Chronik

Leitfaden für Gewaltschutz für Hausärzte

Jede dritte Frau hat schon einmal körperliche oder sexuelle Gewalt erlebt. Um niederschwellige Hilfe anzubieten, wurde jetzt ein Leitfaden für Hausärztinnen und -ärzte erstellt, die oft wichtige Ansprechpartner für Betroffene sind.

Durch die oft langjährige Beziehung zwischen Ärztin bzw. Arzt und Patientinnen und Patienten besteht eine besonders gute Chance, Hinweise auf Gewalterfahrungen zu erkennen. Gleichzeitig gibt es im niedergelassenen Bereich besondere Herausforderungen bei der Versorgung von gewaltbetroffenen Personen. Um die Mediziner dabei zu unterstützen, wurde im Auftrag des Gesundheitsministeriums unter Projektleitung der Gesundheit Österreich GmbH (GÖG) ein Leitfaden für den niedergelassenen Bereich entwickelt.

An der im Rahmen des Projekts „Gewaltschutz im Gesundheitswesen“ eigens dafür eingerichteten Arbeitsgruppe aus Expertinnen und Experten des Fachbeirats beteiligten sich auch Vertreter der Bundeskurie niedergelassene Ärzte (Österreichische Ärztekammer), des Österreichischen Dachverbands der Opferschutzgruppen im Gesundheits- und Sozialbereich, der Österreichischen Gesellschaft für Kinderschutz-Medizin sowie der Österreichischen Gesundheitskasse.

„Erkennen, ansprechen, dokumentieren, vermitteln“

Der zweiseitige Leitfaden „Häusliche Gewalt: Erkennen, ansprechen, dokumentieren und weitervermitteln“ führt durch die notwendigen Versorgungsschritte in der Praxis und zeigt auf, an welchen Punkten an ein Krankenhaus oder eine andere Institution weitervermittelt werden soll.

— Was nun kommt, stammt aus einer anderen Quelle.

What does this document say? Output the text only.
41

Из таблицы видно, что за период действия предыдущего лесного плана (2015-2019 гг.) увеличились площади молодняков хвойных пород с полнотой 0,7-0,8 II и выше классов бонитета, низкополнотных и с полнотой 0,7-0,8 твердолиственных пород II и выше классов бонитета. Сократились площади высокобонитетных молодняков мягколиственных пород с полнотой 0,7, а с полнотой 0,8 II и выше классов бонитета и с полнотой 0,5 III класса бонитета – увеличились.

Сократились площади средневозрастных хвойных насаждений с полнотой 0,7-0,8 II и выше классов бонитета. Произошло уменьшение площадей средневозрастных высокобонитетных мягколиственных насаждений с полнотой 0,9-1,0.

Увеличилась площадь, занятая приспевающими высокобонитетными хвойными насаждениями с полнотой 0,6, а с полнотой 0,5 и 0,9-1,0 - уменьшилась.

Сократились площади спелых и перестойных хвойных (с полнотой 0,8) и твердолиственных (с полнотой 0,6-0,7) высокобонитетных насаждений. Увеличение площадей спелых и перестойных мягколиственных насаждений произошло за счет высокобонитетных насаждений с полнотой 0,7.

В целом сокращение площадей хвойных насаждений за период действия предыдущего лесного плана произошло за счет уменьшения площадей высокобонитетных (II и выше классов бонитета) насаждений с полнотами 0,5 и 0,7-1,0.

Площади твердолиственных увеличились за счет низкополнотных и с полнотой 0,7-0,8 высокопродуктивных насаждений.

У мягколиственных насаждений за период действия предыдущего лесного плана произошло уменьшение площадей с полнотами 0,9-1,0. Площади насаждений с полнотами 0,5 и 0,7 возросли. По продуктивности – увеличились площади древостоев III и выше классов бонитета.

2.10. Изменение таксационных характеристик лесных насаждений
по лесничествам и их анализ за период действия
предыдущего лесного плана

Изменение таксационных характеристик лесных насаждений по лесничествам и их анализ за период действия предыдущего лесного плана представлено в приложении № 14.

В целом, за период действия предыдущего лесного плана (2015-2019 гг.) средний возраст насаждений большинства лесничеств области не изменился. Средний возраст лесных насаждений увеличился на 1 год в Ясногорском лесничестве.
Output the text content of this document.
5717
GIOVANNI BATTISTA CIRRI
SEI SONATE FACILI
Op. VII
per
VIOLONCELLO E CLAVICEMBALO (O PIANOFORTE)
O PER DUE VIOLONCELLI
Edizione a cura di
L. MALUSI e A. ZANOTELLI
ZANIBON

Der Ratgeber schildert etwa, wann in Österreich Anzeigepflicht nach dem Gewaltschutzgesetz 2019 besteht – etwa nach einer Vergewaltigung. Der Leitfaden, der in neun Bundesländer-Varianten mit unterschiedlichen Kontaktdaten erscheint, soll aber keine Schulungen ersetzen, er soll lediglich als Gedächtnis- und Entscheidungshilfe dienen.

Häufig erste Anlaufstelle

Der Gesundheitsbereich spielt bei der Gewaltbekämpfung eine wesentliche Rolle, denn häufig ist er der erste Anlaufstelle für Betroffene, die sich bis zu diesem Zeitpunkt noch niemandem anvertraut haben. Aus Studien wisse man, dass die wenigsten Opfer den sofortigen Weg zur Polizei oder in eine Gewaltschutzeinrichtung finden, jedoch im Gesundheitsbereich vorstellig werden: „Entweder aufgrund einer akuten Verletzung nach einem Vorfall oder auch einfach aufgrund von komplexen Folgeerscheinungen“, sagte Michaela Pichler von der GÖG am Donnerstag im Ö1-Morgenjournal.

Ärztinnen und Ärzte würden oft gut erkennen, wenn etwas nicht stimmt, „weil durch die oft jahrelangen Beziehungen mit Patientinnen und Patienten auch sehr komplexe Folgeerscheiungen erkannt werden können – wie Wesensveränderungen oder psychosomatische Beschwerden“, so Pichler. Zu erkennen, wenn jemand von Gewalt betroffen ist, sei enorm wichtig, sagte Claudia Westreicher von der Ärztekammer.

Wenn sichergestellt wird, dass die richtigen Fragen gestellt und die Opfer an die richtigen Stellen überwiesen werden, kann dies dazu beitragen, die Gewaltspirale zu durchbrechen und Betroffene aus ihrer Isolation zu befreien.